Is Qlik Replicate affected by CVE-2023-50164 (Apache Struts2 Remote Code Execution vulnerability)
Hi,
We would just like to know whether Qlik Replicate (or any other Qlik product) is affected in any way by the recent CVE-2023-50164 vulnerability (https://nvd.nist.gov/vuln/detail/CVE-2023-50164)
If the most recent releases of Replicate are not affected, is there any chance older versions of Replicate may be affected?
I could not find mention of this specific CVE, but a search on "Struts" found a case from 5 months ago where we determined that none of the Data Integration products, including Qlik Replicate, use Apache Struts. If you would like an investigation into this specific CVE, please open a support case as we have no method to elevate issues to our internal support team in the Qlik Community forum.
I could not find mention of this specific CVE, but a search on "Struts" found a case from 5 months ago where we determined that none of the Data Integration products, including Qlik Replicate, use Apache Struts. If you would like an investigation into this specific CVE, please open a support case as we have no method to elevate issues to our internal support team in the Qlik Community forum.
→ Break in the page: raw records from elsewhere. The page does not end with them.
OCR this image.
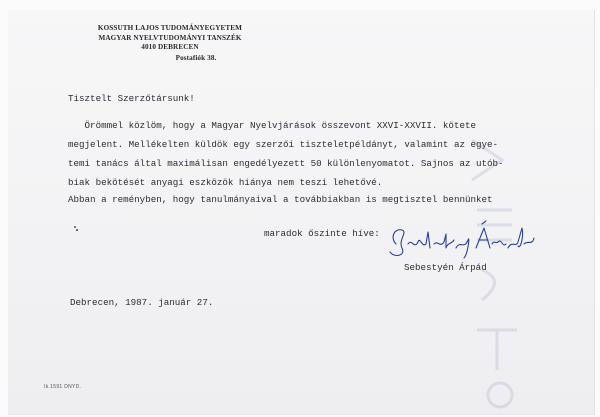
KOSSUTH LAJOS TUDOMÁNYEGYETEM
MAGYAR NYELVTUDOMÁNYI TANSZÉK
4010 DEBRECEN
Postafiók 38.
Tisztelt Szerzőtársunk!
Örömmel közlöm, hogy a Magyar Nyelvjárások összevont XXVI-XXVII. kötete
megjelent. Mellékelten küldök egy szerzői tiszteletpéldányt, valamint az egye-
temi tanács által maximálisan engedélyezett 50 különlenyomatot. Sajnos az utób-
biak bekötését anyagi eszközök hiánya nem teszi lehetővé.
Abban a reményben, hogy tanulmányaival a továbbiakban is megtisztel bennünket
maradok őszinte híve:
Sebestyén Árpád
Debrecen, 1987. január 27.
Ik.1591 DNYD.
In terms of software vulnerabilities, keeping your systems up to date with the latest releases and security patches is crucial to mitigate potential risks. Older versions of Replicate may indeed have vulnerabilities, so it's generally a good practice to upgrade to the latest versions for enhanced security.If you're concerned about cybersecurity and compliance, you might want to explore resources about CMMC Level 2. It can provide valuable insights into ensuring the security of your systems.I hope this information helps, and you can find the answers you need regarding the CVE vulnerability and your Qlik products.